Synthetic Trust Attacks: Modeling How Generative AI Manipulates Human Decisions in Social Engineering Fraud

arXiv cs.AI / 4/8/2026

💬 OpinionSignals & Early TrendsIdeas & Deep AnalysisModels & Research

Key Points

  • The paper argues that the key threat from generative AI-driven scams is not synthetic-media detection but manipulating the victim’s decision-making through “synthetic trust.”
  • It introduces Synthetic Trust Attacks (STAs) as a formal threat category and proposes STAM, an eight-stage operational model covering the attacker’s full chain from reconnaissance to post-compliance leverage.
  • Using reported performance gaps (e.g., human deepfake detection around ~55.5% and higher compliance rates for LLM scam agents), the authors contend that the perception layer is already failing in many real-world scenarios.
  • The research provides a Trust-Cue Taxonomy, a reproducible incident coding schema, and four falsifiable hypotheses connecting attack structure to compliance outcomes.
  • As a decision-layer defense, it operationalizes the Calm, Check, Confirm protocol and reframes defenses toward improving human/organizational decision processes rather than only detecting fakes.

Abstract

Imagine receiving a video call from your CFO, surrounded by colleagues, asking you to urgently authorise a confidential transfer. You comply. Every person on that call was fake, and you just lost $25 million. This is not a hypothetical. It happened in Hong Kong in January 2024, and it is becoming the template for a new generation of fraud. AI has not invented a new crime. It has industrialised an ancient one: the manufacture of trust.
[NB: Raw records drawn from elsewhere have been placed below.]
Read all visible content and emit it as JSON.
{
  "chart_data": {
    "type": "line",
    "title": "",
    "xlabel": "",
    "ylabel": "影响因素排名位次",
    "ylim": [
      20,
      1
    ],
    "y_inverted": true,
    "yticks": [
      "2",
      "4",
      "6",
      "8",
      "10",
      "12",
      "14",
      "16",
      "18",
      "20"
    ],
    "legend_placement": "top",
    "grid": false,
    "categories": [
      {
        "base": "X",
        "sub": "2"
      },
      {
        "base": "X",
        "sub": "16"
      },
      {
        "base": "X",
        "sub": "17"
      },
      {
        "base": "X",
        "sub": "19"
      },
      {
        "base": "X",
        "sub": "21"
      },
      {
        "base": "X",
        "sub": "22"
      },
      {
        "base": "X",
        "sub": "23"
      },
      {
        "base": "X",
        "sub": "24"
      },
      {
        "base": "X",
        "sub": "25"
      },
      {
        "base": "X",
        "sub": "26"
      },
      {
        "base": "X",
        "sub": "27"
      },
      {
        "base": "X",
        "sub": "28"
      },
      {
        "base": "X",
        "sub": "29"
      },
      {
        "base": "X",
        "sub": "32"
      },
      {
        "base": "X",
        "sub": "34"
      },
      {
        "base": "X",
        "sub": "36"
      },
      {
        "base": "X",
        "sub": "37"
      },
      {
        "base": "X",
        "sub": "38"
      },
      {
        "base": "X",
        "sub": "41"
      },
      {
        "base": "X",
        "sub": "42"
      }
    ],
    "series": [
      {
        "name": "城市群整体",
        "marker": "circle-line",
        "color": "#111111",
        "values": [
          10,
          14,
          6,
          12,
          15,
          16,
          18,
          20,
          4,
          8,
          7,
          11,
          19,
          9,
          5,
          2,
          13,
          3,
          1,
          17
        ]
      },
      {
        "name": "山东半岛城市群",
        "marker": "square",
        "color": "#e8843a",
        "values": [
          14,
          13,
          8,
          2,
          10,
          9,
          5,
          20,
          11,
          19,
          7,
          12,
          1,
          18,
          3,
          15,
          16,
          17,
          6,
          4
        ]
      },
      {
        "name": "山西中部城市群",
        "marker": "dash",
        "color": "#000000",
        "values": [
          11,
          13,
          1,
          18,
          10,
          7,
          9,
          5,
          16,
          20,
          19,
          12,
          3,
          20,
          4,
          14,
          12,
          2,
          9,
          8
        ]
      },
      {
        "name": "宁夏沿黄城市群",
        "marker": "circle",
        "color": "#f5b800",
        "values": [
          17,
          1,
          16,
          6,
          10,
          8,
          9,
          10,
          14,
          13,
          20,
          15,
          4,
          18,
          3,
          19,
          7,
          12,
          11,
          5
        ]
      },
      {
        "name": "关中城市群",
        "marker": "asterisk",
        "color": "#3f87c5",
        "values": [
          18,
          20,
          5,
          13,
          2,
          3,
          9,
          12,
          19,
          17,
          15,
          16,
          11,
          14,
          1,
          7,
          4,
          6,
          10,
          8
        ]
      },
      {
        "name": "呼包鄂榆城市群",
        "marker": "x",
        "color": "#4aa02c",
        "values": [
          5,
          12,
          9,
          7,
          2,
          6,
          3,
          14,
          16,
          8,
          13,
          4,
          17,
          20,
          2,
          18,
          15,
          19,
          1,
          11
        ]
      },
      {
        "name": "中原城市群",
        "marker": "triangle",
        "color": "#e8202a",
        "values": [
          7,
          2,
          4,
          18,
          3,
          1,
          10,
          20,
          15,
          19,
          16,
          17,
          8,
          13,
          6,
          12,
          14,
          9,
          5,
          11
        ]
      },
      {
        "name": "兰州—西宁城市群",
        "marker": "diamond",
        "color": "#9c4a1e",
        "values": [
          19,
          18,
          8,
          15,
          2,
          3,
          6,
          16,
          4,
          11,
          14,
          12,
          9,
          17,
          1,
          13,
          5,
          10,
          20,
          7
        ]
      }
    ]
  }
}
This paper proposes Synthetic Trust Attacks (STAs) as a formal threat category and introduces STAM, the Synthetic Trust Attack Model, an eight-stage operational framework covering the full attack chain from adversary reconnaissance through post-compliance leverage. The core argument is this: existing defenses target synthetic media detection, but the real attack surface is the victim's decision. When human deepfake detection accuracy sits at approximately 55.5%, barely above chance, and LLM scam agents achieve 46% compliance versus 18% for human operators while evading safety filters entirely, the perception layer has already failed. Defense must move to the decision layer. We present a five-category Trust-Cue Taxonomy, a reproducible 17-field Incident Coding Schema with a pilot-coded example, and four falsifiable hypotheses linking attack structure to compliance outcomes. The paper further operationalizes the author's practitioner-developed Calm, Check, Confirm protocol as a research-grade decision-layer defense. Synthetic credibility, not synthetic media, is the true attack surface of the AI fraud era.